Dr. Clarissa Pinkola Estes, in one of my favorite books Women Who Run with the Wolves, says that most women are in recovery from their “nice-nice” complexes. I am glad that she calls this a recovery because it is a slow and painful process to break these habits and to undo years of outdated conditioning. Estes says we have been taught to set aside acute insight in order to get along, but that the reward for this is just more mistreatment. We are agreeing to NOT being ourselves – maybe because we are scared that if we show our true selves we will be exiled from others. But, by not showing our true selves, we are instead becoming exiled from ourselves. I have to ask myself - by saying "yes" to [whatever], am I saying "no" to myself?

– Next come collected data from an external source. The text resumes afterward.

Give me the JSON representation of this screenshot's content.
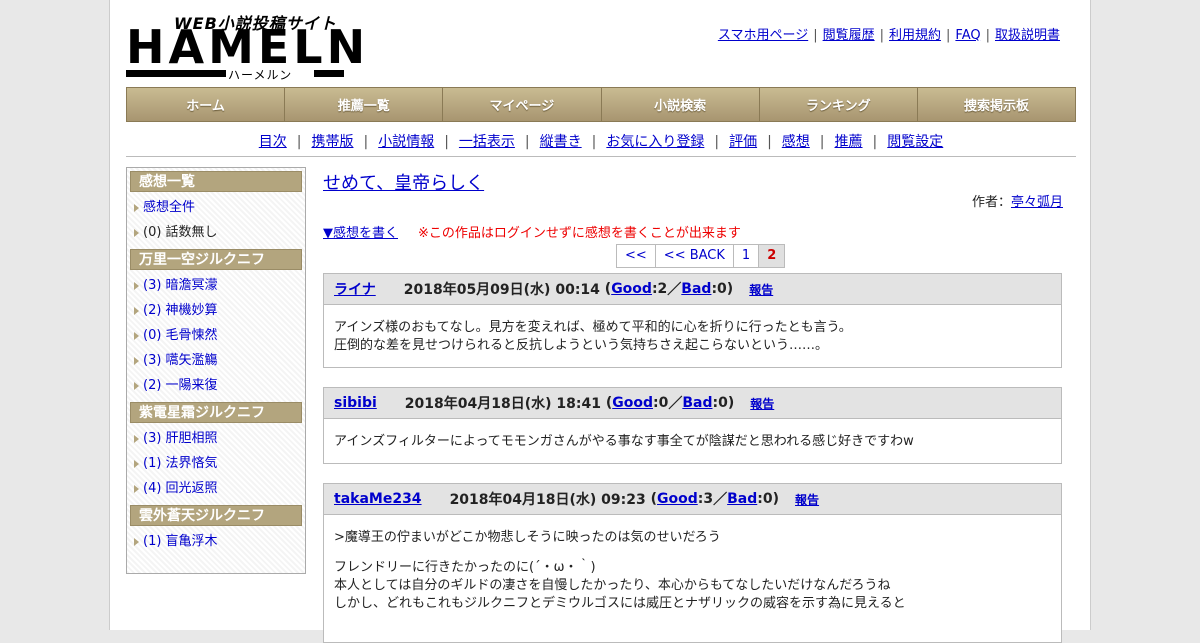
{
  "logo": {
    "tagline": "WEB小説投稿サイト",
    "wordmark": "HAMELN",
    "kana": "ハーメルン"
  },
  "top_links": [
    "スマホ用ページ",
    "閲覧履歴",
    "利用規約",
    "FAQ",
    "取扱説明書"
  ],
  "main_nav": [
    "ホーム",
    "推薦一覧",
    "マイページ",
    "小説検索",
    "ランキング",
    "捜索掲示板"
  ],
  "sub_nav": [
    "目次",
    "携帯版",
    "小説情報",
    "一括表示",
    "縦書き",
    "お気に入り登録",
    "評価",
    "感想",
    "推薦",
    "閲覧設定"
  ],
  "sidebar": {
    "sections": [
      {
        "title": "感想一覧",
        "items": [
          {
            "label": "感想全件",
            "link": true
          },
          {
            "label": "(0) 話数無し",
            "link": false
          }
        ]
      },
      {
        "title": "万里一空ジルクニフ",
        "items": [
          {
            "label": "(3) 暗澹冥濛",
            "link": true
          },
          {
            "label": "(2) 神機妙算",
            "link": true
          },
          {
            "label": "(0) 毛骨悚然",
            "link": true
          },
          {
            "label": "(3) 嚆矢濫觴",
            "link": true
          },
          {
            "label": "(2) 一陽来復",
            "link": true
          }
        ]
      },
      {
        "title": "紫電星霜ジルクニフ",
        "items": [
          {
            "label": "(3) 肝胆相照",
            "link": true
          },
          {
            "label": "(1) 法界悋気",
            "link": true
          },
          {
            "label": "(4) 回光返照",
            "link": true
          }
        ]
      },
      {
        "title": "雲外蒼天ジルクニフ",
        "items": [
          {
            "label": "(1) 盲亀浮木",
            "link": true
          }
        ]
      }
    ]
  },
  "novel": {
    "title": "せめて、皇帝らしく",
    "author_label": "作者：",
    "author": "亭々弧月"
  },
  "write_link": "▼感想を書く",
  "notice": "※この作品はログインせずに感想を書くことが出来ます",
  "pager": {
    "first": "<<",
    "back": "<< BACK",
    "pages": [
      "1",
      "2"
    ],
    "current": "2"
  },
  "reviews": [
    {
      "user": "ライナ",
      "date": "2018年05月09日(水) 00:14",
      "good_label": "Good",
      "good": "2",
      "bad_label": "Bad",
      "bad": "0",
      "report": "報告",
      "lines": [
        "アインズ様のおもてなし。見方を変えれば、極めて平和的に心を折りに行ったとも言う。",
        "圧倒的な差を見せつけられると反抗しようという気持ちさえ起こらないという……。"
      ]
    },
    {
      "user": "sibibi",
      "date": "2018年04月18日(水) 18:41",
      "good_label": "Good",
      "good": "0",
      "bad_label": "Bad",
      "bad": "0",
      "report": "報告",
      "lines": [
        "アインズフィルターによってモモンガさんがやる事なす事全てが陰謀だと思われる感じ好きですわw"
      ]
    },
    {
      "user": "takaMe234",
      "date": "2018年04月18日(水) 09:23",
      "good_label": "Good",
      "good": "3",
      "bad_label": "Bad",
      "bad": "0",
      "report": "報告",
      "lines": [
        ">魔導王の佇まいがどこか物悲しそうに映ったのは気のせいだろう",
        "",
        "フレンドリーに行きたかったのに(´・ω・｀)",
        "本人としては自分のギルドの凄さを自慢したかったり、本心からもてなしたいだけなんだろうね",
        "しかし、どれもこれもジルクニフとデミウルゴスには威圧とナザリックの威容を示す為に見えると"
      ]
    }
  ]
}
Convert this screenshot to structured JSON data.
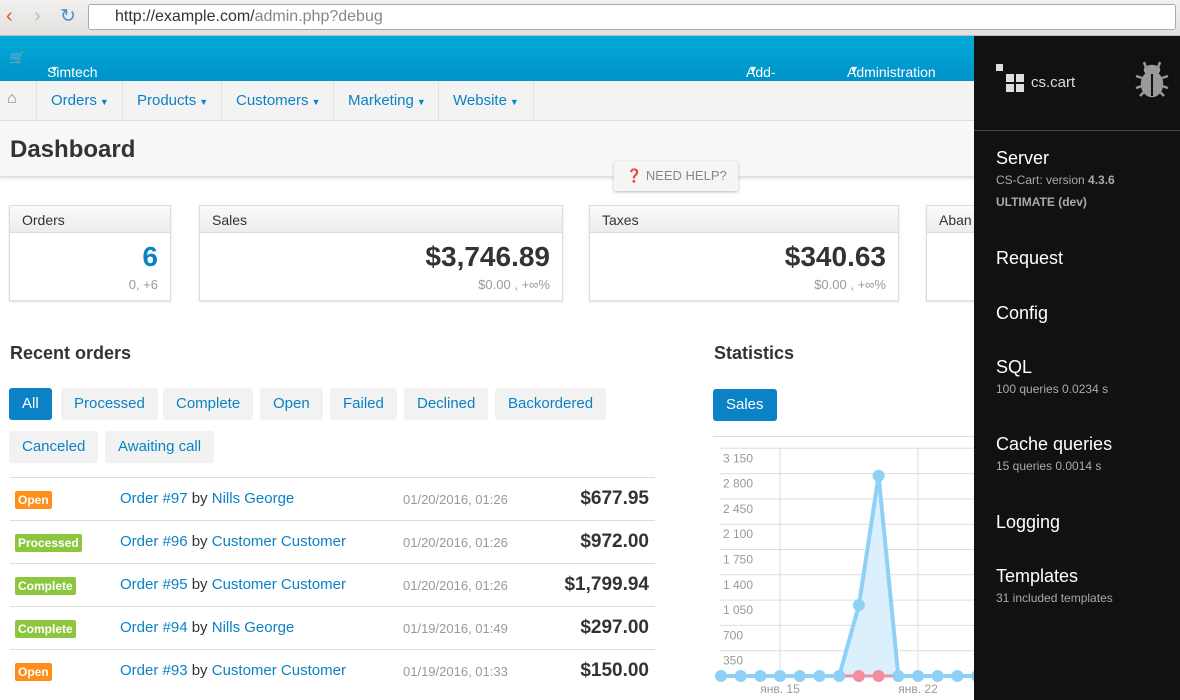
{
  "browser": {
    "url_host": "http://example.com/",
    "url_path": "admin.php?debug"
  },
  "topbar": {
    "store": "Simtech",
    "addons": "Add-ons",
    "administration": "Administration"
  },
  "menu": [
    "Orders",
    "Products",
    "Customers",
    "Marketing",
    "Website"
  ],
  "page": {
    "title": "Dashboard",
    "help": "NEED HELP?"
  },
  "cards": [
    {
      "label": "Orders",
      "value": "6",
      "sub": "0, +6"
    },
    {
      "label": "Sales",
      "value": "$3,746.89",
      "sub": "$0.00 , +∞%"
    },
    {
      "label": "Taxes",
      "value": "$340.63",
      "sub": "$0.00 , +∞%"
    },
    {
      "label": "Aban"
    }
  ],
  "recent": {
    "title": "Recent orders",
    "filters": [
      "All",
      "Processed",
      "Complete",
      "Open",
      "Failed",
      "Declined",
      "Backordered",
      "Canceled",
      "Awaiting call"
    ],
    "by": "by",
    "orders": [
      {
        "status": "Open",
        "order": "Order #97",
        "customer": "Nills George",
        "date": "01/20/2016, 01:26",
        "amount": "$677.95"
      },
      {
        "status": "Processed",
        "order": "Order #96",
        "customer": "Customer Customer",
        "date": "01/20/2016, 01:26",
        "amount": "$972.00"
      },
      {
        "status": "Complete",
        "order": "Order #95",
        "customer": "Customer Customer",
        "date": "01/20/2016, 01:26",
        "amount": "$1,799.94"
      },
      {
        "status": "Complete",
        "order": "Order #94",
        "customer": "Nills George",
        "date": "01/19/2016, 01:49",
        "amount": "$297.00"
      },
      {
        "status": "Open",
        "order": "Order #93",
        "customer": "Customer Customer",
        "date": "01/19/2016, 01:33",
        "amount": "$150.00"
      }
    ]
  },
  "statistics": {
    "title": "Statistics",
    "tab": "Sales"
  },
  "chart_data": {
    "type": "area",
    "yticks": [
      "3 150",
      "2 800",
      "2 450",
      "2 100",
      "1 750",
      "1 400",
      "1 050",
      "700",
      "350"
    ],
    "ylim": [
      0,
      3150
    ],
    "xticks": [
      "янв. 15",
      "янв. 22"
    ],
    "grid": true,
    "series": [
      {
        "color": "#8fd0f7",
        "values": [
          0,
          0,
          0,
          0,
          0,
          0,
          0,
          980,
          2770,
          0,
          0,
          0,
          0,
          0
        ]
      },
      {
        "color": "#f28ea0",
        "values": [
          0,
          0,
          0,
          0,
          0,
          0,
          0,
          0,
          0,
          0,
          0,
          0,
          0,
          0
        ]
      }
    ]
  },
  "debug": {
    "logo": "cs.cart",
    "server": "Server",
    "version_label": "CS-Cart: version ",
    "version": "4.3.6",
    "edition": "ULTIMATE (dev)",
    "request": "Request",
    "config": "Config",
    "sql": "SQL",
    "sql_info": "100 queries 0.0234 s",
    "cache": "Cache queries",
    "cache_info": "15 queries 0.0014 s",
    "logging": "Logging",
    "templates": "Templates",
    "templates_info": "31 included templates"
  }
}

So, I am starting small and moving slowly. Like I said, of course this will be uncomfortable and painful and it will feel really effing* weird. I think of these things, though they may seem small, these times we show our true authentic selves, and listen to our inner wisdom and our all-knowing intuition, they are all acts of courage which add up to strengthening our our true character. And they turn into the bigger things. Frank Turner sings, "The big things stay the same until we make little changes." Kind of random way to end this, but it's a good song.


*I choose to use the word "effing" because my mom doesn't like when I write the real F word and I know she will be reading this later. Part of me still wants to be a nice girl :) Baby steps.


Peace and love. Thank you for watching me be me as I take these small steps toward finding, listening to, and aligning with my authenticity.